File: server/app/services/llm_service.py

class LLMService:
    """Service for LLM interactions with Anthropic Claude."""

    def __init__(self, api_key: str):
        self.client = anthropic.Anthropic(api_key=api_key)
        self.model = "claude-sonnet-4-20250514"

    async def generate_structured_output(
        self,
        system_prompt: str,
        user_prompt: str,
        output_schema: dict,  # JSON schema for structured output
        context_documents: list[AgentDocument] = None,
        max_tokens: int = 4096,
    ) -> tuple[dict, dict]:
        """
        Generate structured output from Claude.

        Returns:
            tuple: (parsed_output, usage_stats)
        """
        pass

    async def stream_response(
        self,
        system_prompt: str,
        user_prompt: str,
        on_chunk: Callable[[str], None],
    ) -> dict:
        """Stream response for real-time UI updates."""
        pass

    def estimate_tokens(self, text: str) -> int:
        """Estimate token count for context management."""
        pass

1.3 Agent Service (Orchestrator)

File: server/app/services/agent_service.py

class AgentService:
    """Orchestrates AI agent tasks and manages the execution lifecycle."""

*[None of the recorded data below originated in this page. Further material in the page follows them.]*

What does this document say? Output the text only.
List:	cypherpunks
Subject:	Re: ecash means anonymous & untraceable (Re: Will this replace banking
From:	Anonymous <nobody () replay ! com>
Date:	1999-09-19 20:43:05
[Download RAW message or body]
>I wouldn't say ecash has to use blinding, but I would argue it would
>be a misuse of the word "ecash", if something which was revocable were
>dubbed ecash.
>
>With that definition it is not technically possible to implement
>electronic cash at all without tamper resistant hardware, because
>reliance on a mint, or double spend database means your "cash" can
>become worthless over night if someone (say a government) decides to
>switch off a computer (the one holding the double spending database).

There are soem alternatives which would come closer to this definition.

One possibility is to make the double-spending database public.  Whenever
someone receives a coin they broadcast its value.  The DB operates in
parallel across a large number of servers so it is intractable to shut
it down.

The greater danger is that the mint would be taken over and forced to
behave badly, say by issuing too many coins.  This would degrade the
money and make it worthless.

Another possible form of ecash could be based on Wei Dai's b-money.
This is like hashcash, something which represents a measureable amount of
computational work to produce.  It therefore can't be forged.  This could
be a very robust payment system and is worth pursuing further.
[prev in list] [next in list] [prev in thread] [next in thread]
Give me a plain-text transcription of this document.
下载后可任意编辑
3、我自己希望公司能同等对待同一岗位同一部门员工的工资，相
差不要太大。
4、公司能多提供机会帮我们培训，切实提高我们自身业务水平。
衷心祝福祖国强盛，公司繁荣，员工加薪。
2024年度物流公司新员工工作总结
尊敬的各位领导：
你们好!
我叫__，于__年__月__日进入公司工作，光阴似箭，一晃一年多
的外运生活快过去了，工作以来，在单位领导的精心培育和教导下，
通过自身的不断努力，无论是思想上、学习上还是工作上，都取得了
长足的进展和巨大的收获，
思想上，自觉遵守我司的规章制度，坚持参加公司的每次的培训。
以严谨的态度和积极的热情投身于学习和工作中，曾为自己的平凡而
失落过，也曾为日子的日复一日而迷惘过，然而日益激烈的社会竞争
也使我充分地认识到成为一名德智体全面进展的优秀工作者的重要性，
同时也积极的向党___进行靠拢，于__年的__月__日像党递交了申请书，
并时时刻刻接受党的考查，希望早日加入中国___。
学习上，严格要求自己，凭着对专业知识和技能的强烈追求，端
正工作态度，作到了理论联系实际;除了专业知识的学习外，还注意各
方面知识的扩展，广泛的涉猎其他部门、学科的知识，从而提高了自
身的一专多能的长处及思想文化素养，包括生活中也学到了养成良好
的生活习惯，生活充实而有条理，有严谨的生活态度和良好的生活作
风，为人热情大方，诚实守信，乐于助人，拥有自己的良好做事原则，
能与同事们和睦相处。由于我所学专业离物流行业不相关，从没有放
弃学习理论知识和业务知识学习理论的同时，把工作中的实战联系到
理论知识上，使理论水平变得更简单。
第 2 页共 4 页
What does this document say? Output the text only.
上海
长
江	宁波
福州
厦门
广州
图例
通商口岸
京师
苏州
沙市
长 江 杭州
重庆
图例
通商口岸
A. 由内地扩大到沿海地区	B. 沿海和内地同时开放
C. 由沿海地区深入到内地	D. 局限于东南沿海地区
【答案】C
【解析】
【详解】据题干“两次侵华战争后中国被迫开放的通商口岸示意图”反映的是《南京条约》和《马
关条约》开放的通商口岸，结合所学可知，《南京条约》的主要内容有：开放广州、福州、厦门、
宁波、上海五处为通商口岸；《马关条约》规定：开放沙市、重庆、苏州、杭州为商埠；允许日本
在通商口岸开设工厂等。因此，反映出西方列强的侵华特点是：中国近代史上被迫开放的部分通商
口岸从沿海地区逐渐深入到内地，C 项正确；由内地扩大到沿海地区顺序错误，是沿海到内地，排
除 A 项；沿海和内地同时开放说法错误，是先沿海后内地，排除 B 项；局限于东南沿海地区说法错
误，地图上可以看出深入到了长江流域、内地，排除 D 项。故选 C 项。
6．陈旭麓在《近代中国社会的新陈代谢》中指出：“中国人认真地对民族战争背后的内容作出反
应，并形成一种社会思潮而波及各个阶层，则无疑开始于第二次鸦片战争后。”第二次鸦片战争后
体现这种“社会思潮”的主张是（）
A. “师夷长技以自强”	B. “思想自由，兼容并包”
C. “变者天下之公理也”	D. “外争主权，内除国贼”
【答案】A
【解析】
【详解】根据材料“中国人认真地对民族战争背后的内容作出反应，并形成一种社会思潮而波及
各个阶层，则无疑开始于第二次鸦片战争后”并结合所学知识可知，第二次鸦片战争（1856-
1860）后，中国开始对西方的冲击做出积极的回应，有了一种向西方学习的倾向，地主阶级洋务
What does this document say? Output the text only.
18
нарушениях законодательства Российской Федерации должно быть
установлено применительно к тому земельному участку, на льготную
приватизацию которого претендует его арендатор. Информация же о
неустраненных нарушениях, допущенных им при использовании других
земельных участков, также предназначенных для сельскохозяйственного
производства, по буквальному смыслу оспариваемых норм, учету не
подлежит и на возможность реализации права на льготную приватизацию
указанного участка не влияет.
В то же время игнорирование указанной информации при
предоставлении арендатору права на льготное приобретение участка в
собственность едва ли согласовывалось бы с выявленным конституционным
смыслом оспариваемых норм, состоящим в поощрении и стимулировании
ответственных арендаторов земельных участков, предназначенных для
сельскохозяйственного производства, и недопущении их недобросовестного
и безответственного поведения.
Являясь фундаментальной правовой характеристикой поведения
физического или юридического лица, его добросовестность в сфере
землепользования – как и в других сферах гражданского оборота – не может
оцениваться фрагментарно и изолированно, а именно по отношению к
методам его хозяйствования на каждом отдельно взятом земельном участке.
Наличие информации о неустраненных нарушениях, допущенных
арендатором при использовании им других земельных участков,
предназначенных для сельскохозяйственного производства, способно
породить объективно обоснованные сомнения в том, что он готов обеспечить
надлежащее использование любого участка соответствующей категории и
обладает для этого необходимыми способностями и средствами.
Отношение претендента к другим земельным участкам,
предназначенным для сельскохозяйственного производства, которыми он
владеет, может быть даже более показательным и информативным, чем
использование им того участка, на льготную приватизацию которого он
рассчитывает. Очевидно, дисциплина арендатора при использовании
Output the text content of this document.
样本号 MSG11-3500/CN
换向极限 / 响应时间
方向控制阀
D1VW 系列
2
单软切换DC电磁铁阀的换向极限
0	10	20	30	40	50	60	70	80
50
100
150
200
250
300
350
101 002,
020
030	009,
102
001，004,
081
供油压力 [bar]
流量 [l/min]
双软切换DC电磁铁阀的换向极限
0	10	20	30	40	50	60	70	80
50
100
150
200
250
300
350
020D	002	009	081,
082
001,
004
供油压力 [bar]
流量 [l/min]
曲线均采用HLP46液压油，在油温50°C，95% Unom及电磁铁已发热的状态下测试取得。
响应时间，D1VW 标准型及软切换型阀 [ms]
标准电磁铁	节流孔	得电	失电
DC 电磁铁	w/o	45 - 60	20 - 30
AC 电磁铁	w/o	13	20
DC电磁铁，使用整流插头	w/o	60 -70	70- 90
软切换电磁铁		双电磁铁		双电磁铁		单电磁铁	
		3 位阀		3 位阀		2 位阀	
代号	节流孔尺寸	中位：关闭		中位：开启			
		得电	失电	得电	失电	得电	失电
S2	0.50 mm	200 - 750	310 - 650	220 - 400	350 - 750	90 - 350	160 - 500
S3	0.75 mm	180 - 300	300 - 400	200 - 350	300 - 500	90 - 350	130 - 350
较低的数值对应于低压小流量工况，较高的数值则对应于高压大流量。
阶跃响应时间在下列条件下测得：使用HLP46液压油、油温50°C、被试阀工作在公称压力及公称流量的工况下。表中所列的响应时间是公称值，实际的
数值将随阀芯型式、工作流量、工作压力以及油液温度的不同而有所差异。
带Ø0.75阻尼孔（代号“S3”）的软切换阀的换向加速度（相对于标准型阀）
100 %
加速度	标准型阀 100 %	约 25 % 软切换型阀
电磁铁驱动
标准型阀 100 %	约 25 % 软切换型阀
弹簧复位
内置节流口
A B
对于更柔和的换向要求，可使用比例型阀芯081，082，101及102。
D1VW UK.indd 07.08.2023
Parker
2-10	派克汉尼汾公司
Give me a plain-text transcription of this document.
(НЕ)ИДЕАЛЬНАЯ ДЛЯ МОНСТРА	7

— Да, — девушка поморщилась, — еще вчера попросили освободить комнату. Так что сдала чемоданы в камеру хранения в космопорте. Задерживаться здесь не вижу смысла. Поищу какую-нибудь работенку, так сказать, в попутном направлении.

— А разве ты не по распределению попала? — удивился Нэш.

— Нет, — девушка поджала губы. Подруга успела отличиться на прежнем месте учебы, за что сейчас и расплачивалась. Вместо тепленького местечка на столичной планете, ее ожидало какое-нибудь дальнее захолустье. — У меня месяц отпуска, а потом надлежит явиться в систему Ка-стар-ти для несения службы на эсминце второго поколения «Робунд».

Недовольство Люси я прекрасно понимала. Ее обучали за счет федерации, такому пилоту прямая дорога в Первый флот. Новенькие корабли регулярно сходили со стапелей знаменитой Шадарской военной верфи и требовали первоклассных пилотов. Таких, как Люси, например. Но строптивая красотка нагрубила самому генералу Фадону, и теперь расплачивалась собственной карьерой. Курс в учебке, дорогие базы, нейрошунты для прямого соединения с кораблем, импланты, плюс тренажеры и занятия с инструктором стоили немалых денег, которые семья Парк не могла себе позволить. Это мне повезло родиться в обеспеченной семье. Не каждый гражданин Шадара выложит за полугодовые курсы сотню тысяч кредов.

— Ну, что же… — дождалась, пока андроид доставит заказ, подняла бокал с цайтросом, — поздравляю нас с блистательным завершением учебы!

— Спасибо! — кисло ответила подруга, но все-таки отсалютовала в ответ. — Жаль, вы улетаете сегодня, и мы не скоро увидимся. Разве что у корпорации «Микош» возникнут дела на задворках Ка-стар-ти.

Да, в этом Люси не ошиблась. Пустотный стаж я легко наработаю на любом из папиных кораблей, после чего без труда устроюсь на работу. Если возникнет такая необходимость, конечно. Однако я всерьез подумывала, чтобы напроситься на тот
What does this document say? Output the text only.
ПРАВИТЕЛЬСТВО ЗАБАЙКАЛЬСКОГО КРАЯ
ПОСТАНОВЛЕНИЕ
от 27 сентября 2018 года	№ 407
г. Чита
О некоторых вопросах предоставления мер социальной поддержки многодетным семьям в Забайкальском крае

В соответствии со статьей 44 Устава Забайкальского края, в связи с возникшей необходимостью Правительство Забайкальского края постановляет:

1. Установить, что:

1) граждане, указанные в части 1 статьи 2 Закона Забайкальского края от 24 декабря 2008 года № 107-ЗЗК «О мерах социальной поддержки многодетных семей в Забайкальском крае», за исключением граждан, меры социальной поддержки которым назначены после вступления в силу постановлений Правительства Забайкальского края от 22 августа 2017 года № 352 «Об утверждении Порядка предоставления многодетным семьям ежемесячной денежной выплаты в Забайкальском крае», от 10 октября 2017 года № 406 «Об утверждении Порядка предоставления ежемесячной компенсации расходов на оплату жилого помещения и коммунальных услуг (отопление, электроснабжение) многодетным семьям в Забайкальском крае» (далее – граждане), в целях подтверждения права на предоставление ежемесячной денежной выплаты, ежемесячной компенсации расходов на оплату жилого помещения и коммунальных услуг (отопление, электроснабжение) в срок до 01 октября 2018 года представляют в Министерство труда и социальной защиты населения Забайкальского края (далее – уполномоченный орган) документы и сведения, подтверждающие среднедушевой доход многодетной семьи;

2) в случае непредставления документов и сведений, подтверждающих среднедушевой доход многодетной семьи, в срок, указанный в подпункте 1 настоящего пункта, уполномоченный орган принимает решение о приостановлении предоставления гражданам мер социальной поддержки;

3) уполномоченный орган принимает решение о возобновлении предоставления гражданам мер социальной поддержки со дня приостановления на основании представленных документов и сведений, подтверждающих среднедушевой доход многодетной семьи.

    # Task type definitions with required permissions
    TASK_TYPES = {
        "protocol_ingestion": {
            "name": "Protocol Ingestion",
            "required_permission": "manage_study_design",
            "produces": ["study_event_def", "form_def"],
        },
        "battery_config": {
            "name": "Battery Configuration",
            "required_permission": "manage_batteries",
            "produces": ["battery_version", "event_linking"],
        },
        "consent_config": {
            "name": "Consent Configuration",
            "required_permission": "manage_consent",
            "produces": ["consent_version", "consent_trigger"],
        },
        "amendment_analysis": {
            "name": "Amendment Impact Analysis",
            "required_permission": "manage_amendments",
            "produces": ["impact_report", "cutover_plan"],
        },
    }

    async def start_task(
        self,
        study_id: uuid.UUID,
        task_type: str,
        user_id: uuid.UUID,
        input_artifacts: dict,
        constraints: dict = None,
    ) -> AgentRun:
        """Start a new AI task and return the run record."""
        pass

    async def get_run_status(self, run_id: uuid.UUID) -> AgentRun:
        """Get current status of an agent run."""
        pass

    async def cancel_run(self, run_id: uuid.UUID, user_id: uuid.UUID) -> bool:
        """Cancel a running task."""
        pass

1.4 ChangeSet Service

File: server/app/services/changeset_service.py

class ChangeSetService:
    """Manages ChangeSet lifecycle: create, validate, apply, reject."""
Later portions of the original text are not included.